| ← 83 | 84 | 85 → |
- Cardinal: eighty-four
- Ordinal: 84th (eighty-fourth)
- Factorization: 2^{2} × 3 × 7
- Divisors: 1, 2, 3, 4, 6, 7, 12, 14, 21, 28, 42, 84 (12)
- Greek numeral: ΠΔ´
- Roman numeral: LXXXIV, lxxxiv
- Binary: 1010100_{2}
- Ternary: 10010_{3}
- Senary: 220_{6}
- Octal: 124_{8}
- Duodecimal: 70_{12}
- Hexadecimal: 54_{16}

= 84 (number) =

84 (eighty-four) is the natural number following 83 and preceding 85.

== In mathematics ==

A hepteract is a seven-dimensional hypercube with 84 penteract 5-faces.

84 is a semiperfect number, being a multiple of a perfect number. It is the number of four-digit perfect powers in decimal.

It is the third dodecahedral number, and the sum of the first seven triangular numbers (1, 3, 6, 10, 15, 21, 28), which makes it the seventh tetrahedral number.
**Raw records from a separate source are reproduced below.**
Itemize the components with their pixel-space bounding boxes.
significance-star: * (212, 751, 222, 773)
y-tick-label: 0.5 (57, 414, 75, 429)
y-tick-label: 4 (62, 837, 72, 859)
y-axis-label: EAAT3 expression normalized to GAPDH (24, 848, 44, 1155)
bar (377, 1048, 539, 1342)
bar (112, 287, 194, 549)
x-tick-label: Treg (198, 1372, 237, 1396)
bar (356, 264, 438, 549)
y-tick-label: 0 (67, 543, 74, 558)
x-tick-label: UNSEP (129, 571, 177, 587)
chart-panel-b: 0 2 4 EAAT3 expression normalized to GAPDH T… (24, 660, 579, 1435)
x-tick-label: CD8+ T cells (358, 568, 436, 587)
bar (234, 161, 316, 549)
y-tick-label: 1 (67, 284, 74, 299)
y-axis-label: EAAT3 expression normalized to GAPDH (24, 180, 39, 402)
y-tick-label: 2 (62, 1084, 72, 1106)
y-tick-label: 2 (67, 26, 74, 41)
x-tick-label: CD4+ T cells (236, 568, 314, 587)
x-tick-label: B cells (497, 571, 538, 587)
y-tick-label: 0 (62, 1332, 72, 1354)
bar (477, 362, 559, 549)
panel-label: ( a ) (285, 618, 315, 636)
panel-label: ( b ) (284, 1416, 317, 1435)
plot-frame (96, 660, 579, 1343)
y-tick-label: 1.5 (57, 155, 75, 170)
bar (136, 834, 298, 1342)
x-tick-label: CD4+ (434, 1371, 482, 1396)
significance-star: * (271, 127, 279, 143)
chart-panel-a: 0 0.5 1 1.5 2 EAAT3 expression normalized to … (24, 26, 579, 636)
The number of divisors of 84 is 12. As no smaller number has more than 12 divisors, 84 is a largely composite number.

A hepteract is a seven-dimensional hypercube with 84 penteract 5-faces.

84 is the limit superior of the largest finite subgroup of the mapping class group of a genus $g$ surface divided by $g$.

Under Hurwitz's automorphisms theorem, a smooth connected Riemann surface $X$ of genus $g > 1$ will contain an automorphism group $\mathrm{Aut}(X) = G$ whose order is classically bound to $|G| \le 84 \text { } (g - 1)$.

84 is the thirtieth and largest $n$ for which the cyclotomic field $\mathrm {Q}(\zeta_{n})$ has class number $1$ (or unique factorization), preceding 60 (that is the composite index of 84), and 48.

There are 84 zero divisors in the 16-dimensional sedenions $\mathbb S$.